Bass Drum Compression; Compressing a Kick Drum Tutorial

The purpose of bass drum compression and compressing a kick drum tutorial is to make the ‘meat’ of the drums louder and to reduce the transients / peaks at the same time so that the kick can be punchier.

This tutorial is going to focus on compressing the Kick Drum and starter compression settings and will help you unlock using compression for any process.

Your typical compression parameters are Threshold which determines when the compressor starts to work. Attack is how fast or slow the compressor reacts once it starts working. Release is how long the compression is held. Ratio is how much compression is applied to the signal. Gain Reduction shows you how much of the signal is getting processed. Using a DAW, you will want to use compression with a plugin on the insert of the track.

When compressing a kick drum, you are listening to the fatness or the punchiness of it. Either the kick will need to be bassier or it will need to be punchier to cut through the mix so as not to interfere with a sub bass instrument (if present). By increasing the attack time, the kick will be bassier. By decreasing the attack time, the kick will be punchier. This method will affect any instrument the same when compressing. If you want to squash it so it will hit harder, set the threshold so the gain reduction is -5 to -12 and set the ratio to 5 to 10:1. When setting the threshold this way, you will need to adjust the output. Make sure the output is the same level as the input before the signal was processed (use the bypass function to check this).
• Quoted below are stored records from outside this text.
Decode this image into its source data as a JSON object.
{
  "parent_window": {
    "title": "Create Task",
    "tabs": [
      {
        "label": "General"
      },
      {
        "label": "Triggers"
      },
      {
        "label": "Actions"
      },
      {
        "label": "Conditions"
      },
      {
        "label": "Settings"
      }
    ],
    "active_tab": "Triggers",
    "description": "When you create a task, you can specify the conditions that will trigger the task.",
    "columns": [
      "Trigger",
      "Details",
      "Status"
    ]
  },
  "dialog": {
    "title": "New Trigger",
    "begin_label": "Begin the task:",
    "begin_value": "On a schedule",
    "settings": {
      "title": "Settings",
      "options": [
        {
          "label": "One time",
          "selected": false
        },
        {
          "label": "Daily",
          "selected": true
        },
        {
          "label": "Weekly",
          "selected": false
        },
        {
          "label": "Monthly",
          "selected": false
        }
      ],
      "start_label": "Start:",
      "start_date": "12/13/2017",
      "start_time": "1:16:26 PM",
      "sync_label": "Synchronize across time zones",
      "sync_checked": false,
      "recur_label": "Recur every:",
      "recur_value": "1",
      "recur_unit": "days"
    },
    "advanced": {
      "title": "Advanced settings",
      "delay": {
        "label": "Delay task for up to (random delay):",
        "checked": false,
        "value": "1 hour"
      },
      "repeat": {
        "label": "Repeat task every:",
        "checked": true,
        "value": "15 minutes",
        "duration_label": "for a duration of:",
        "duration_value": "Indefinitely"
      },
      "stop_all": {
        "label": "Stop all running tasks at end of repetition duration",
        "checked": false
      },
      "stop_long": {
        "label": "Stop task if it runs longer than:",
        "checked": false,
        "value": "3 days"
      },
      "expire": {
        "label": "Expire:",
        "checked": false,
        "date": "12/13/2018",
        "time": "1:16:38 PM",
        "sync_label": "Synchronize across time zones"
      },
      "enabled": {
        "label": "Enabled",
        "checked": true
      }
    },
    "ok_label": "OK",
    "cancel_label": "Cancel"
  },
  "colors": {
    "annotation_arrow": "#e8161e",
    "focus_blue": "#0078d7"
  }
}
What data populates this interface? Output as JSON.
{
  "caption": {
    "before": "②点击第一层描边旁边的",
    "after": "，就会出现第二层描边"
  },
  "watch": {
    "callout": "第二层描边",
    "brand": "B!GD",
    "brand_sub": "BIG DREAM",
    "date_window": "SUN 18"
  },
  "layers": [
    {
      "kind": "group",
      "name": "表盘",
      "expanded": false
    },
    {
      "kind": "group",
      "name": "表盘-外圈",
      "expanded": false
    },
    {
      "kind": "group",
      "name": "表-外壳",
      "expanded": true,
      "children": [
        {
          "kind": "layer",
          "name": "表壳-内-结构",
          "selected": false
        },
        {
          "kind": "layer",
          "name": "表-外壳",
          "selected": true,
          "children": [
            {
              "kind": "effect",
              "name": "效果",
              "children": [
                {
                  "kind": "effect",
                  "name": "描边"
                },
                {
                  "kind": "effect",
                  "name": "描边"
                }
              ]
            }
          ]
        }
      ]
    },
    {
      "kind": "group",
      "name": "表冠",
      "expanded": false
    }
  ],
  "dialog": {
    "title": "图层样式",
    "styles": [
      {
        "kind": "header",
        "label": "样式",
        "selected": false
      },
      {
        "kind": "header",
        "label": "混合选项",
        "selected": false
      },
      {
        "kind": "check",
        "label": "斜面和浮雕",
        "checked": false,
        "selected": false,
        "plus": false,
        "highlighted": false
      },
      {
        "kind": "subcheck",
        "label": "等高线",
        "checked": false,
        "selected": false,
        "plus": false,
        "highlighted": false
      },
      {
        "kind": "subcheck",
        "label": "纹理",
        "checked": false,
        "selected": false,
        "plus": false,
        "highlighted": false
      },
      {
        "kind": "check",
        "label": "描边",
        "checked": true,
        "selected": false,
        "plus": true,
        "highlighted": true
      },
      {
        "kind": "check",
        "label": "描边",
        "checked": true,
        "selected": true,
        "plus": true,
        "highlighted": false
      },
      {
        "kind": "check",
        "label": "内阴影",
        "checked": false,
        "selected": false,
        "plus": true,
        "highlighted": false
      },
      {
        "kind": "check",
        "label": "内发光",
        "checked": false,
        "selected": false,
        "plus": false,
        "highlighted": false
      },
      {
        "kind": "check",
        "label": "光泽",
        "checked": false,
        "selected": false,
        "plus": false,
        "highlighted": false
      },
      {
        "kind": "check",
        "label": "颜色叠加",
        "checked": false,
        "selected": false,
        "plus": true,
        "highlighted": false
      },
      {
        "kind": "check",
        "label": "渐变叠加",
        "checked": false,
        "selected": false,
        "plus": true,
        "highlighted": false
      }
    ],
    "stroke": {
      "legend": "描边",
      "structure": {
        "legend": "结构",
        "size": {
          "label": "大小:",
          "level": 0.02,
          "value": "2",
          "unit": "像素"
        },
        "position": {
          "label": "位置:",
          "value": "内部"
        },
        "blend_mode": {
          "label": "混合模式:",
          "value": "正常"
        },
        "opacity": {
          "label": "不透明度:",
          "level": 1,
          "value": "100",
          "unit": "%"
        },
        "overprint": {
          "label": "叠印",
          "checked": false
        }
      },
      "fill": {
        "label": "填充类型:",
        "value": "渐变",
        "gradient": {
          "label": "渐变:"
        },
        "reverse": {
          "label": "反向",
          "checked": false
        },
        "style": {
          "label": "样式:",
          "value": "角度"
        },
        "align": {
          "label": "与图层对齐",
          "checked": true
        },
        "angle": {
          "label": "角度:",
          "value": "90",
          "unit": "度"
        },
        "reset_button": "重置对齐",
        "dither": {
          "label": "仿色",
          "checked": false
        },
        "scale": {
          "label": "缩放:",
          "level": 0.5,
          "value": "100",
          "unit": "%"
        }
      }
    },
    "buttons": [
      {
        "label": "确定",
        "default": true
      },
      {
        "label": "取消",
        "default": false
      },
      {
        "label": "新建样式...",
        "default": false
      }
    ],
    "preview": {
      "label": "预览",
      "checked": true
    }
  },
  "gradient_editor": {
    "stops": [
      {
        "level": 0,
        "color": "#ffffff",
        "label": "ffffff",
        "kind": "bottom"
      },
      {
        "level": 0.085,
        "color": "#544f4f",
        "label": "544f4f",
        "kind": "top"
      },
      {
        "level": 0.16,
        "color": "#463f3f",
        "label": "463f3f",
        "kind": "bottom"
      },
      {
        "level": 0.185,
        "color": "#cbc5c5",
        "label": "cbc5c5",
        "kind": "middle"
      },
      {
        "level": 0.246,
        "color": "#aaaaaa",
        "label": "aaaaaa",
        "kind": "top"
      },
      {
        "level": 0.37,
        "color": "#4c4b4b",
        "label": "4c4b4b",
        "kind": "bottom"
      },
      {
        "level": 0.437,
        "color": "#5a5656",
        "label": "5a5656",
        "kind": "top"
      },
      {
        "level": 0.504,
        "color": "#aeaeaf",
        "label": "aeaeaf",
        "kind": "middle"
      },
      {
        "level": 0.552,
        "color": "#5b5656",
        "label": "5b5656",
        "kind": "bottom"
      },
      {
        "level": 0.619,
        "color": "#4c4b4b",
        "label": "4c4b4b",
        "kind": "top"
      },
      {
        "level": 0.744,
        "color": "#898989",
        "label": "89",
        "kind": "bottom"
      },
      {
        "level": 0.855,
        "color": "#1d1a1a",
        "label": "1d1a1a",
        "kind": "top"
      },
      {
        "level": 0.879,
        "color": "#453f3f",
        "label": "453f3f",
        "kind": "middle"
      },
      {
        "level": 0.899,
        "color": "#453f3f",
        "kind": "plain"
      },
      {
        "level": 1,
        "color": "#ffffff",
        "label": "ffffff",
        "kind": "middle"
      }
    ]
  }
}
Make sure to tweak the compressor ‘while’ you are listening to the entire mix. This will ensure you find the sweet spot for the kick in the mix with the rest of the track.
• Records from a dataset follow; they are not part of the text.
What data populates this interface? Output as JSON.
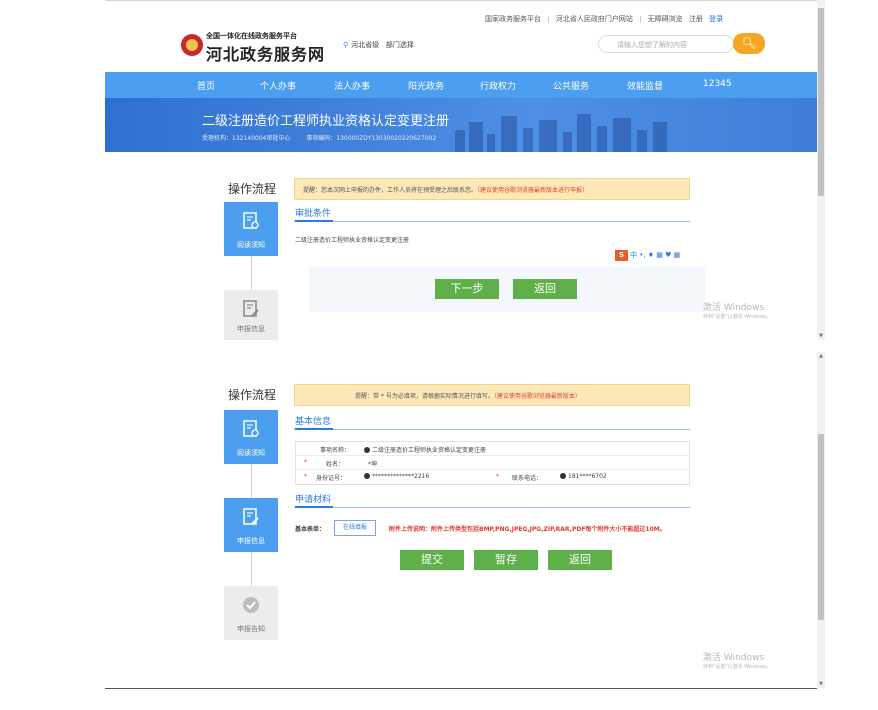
{
  "header": {
    "top_links": [
      "国家政务服务平台",
      "|",
      "河北省人民政府门户网站",
      "|",
      "无障碍浏览",
      "注册",
      "登录"
    ],
    "logo_sub": "全国一体化在线政务服务平台",
    "logo_main": "河北政务服务网",
    "location": "河北省级",
    "dept_select": "部门选择",
    "search_placeholder": "请输入您想了解的内容",
    "search_icon": "search-icon"
  },
  "nav": {
    "items": [
      "首页",
      "个人办事",
      "法人办事",
      "阳光政务",
      "行政权力",
      "公共服务",
      "效能监督",
      "12345"
    ]
  },
  "banner": {
    "title": "二级注册造价工程师执业资格认定变更注册",
    "agency": "受理机构：132140004审批中心",
    "code": "事项编码：130000ZDY13030020220627002"
  },
  "panel1": {
    "side_title": "操作流程",
    "steps": [
      "阅读须知",
      "申报信息"
    ],
    "notice": "提醒：您本次网上申报的办件，工作人员将在预受理之后联系您。",
    "notice_red": "（建议使用谷歌浏览器最新版本进行申报）",
    "section": "审批条件",
    "condition_text": "二级注册造价工程师执业资格认定变更注册",
    "ime_text": "中 •, ♦ ▦ ♥ ▦",
    "btn_next": "下一步",
    "btn_back": "返回",
    "watermark": "激活 Windows",
    "watermark_sub": "转到\"设置\"以激活 Windows。"
  },
  "panel2": {
    "side_title": "操作流程",
    "steps": [
      "阅读须知",
      "申报信息",
      "申报告知"
    ],
    "notice": "提醒：带 * 号为必填项，请根据实际情况进行填写。",
    "notice_red": "（建议使用谷歌浏览器最新版本）",
    "section_basic": "基本信息",
    "form": {
      "item_label": "事项名称：",
      "item_value": "二级注册造价工程师执业资格认定变更注册",
      "name_label": "姓名：",
      "name_value": "*坤",
      "id_label": "身份证号：",
      "id_value": "**************2216",
      "phone_label": "联系电话：",
      "phone_value": "181****6702",
      "star": "*"
    },
    "section_material": "申请材料",
    "basic_form_label": "基本表单：",
    "online_btn": "在线填报",
    "attach_note": "附件上传说明：附件上传类型包括BMP,PNG,JPEG,JPG,ZIP,RAR,PDF每个附件大小不能超过10M。",
    "btn_submit": "提交",
    "btn_save": "暂存",
    "btn_back": "返回",
    "watermark": "激活 Windows",
    "watermark_sub": "转到\"设置\"以激活 Windows。"
  },
  "colors": {
    "accent": "#4c9ff0",
    "green": "#5fb04a",
    "warn": "#fde9b8",
    "red": "#e23b2e"
  }
}
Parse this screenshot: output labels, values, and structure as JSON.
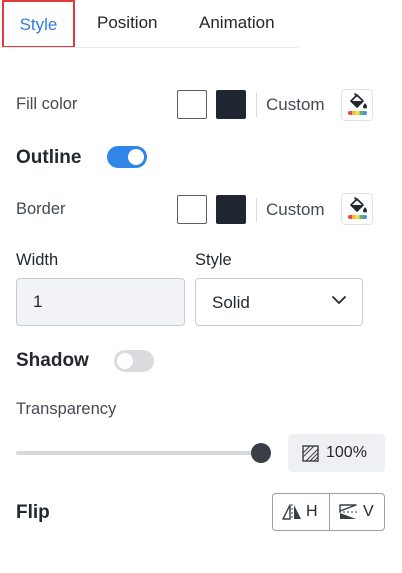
{
  "tabs": {
    "style": "Style",
    "position": "Position",
    "animation": "Animation",
    "active": "Style"
  },
  "fill": {
    "label": "Fill color",
    "swatches": [
      "#ffffff",
      "#1f2631"
    ],
    "custom_label": "Custom",
    "icon": "paint-bucket-icon"
  },
  "outline": {
    "label": "Outline",
    "enabled": true
  },
  "border": {
    "label": "Border",
    "swatches": [
      "#ffffff",
      "#1f2631"
    ],
    "custom_label": "Custom",
    "icon": "paint-bucket-icon"
  },
  "width": {
    "label": "Width",
    "value": "1"
  },
  "line_style": {
    "label": "Style",
    "selected": "Solid"
  },
  "shadow": {
    "label": "Shadow",
    "enabled": false
  },
  "transparency": {
    "label": "Transparency",
    "value_text": "100%",
    "value": 1.0
  },
  "flip": {
    "label": "Flip",
    "h_label": "H",
    "v_label": "V"
  },
  "colors": {
    "accent": "#2f86e8",
    "active_tab_border": "#e23b3b"
  }
}
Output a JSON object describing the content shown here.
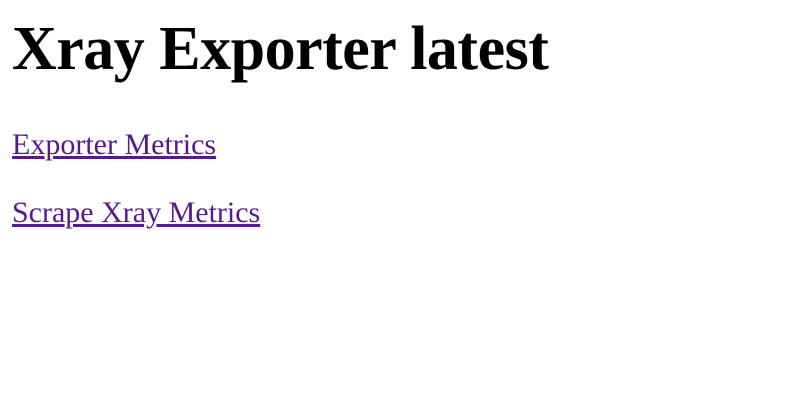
{
  "page": {
    "title": "Xray Exporter latest",
    "link_color": "#551a8b"
  },
  "links": [
    {
      "label": "Exporter Metrics"
    },
    {
      "label": "Scrape Xray Metrics"
    }
  ]
}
Kick and Snare Compression Settings:

Attack: 1-5ms, Release: 0.2s/Auto, Ratio: 5 – 10:1, Knee: Hard, Gain Reduction: 8-15 db
General Compression Settings:
Attack: Fast, Release: 0.5s/Auto, Ratio: 5:1, Knee: Soft Gain Reduction: 8db
General Mixing Compression Settings:
Attack: Fast, Release: 0.5s/Auto, Ratio: 2 – 5:1, Knee: Soft Gain Reduction: 2-9db
Vocal Compression Settings:
Attack: Fast, Release: 0.5s/Auto, Ratio: 2:5 – 6:1, Knee: Soft, Gain reduction: 5-12dB.
Bass Compression Settings:
Attack: 2-8ms, Release: 0.4s/Auto, Ratio: 7 – 12:1, Knee: Hard, Gain red: 5-13dB

Tutorial: Compressing a Kick Drum:
1) Import a Kick Drum Audio Sample into your Audio Sequencer. Also Load up a Software Sampler with a Kick Drum patch.
2) Load up to 3 compressors on the Audio Track’s Insert Channel and on the Software Sampler’s Insert track.
3) Experiment with the Compression Settings and the different characteristics of each compressor.

Using your own equipment, apply this kick drum tutorial until your ears begin to hear the subtleties of compression.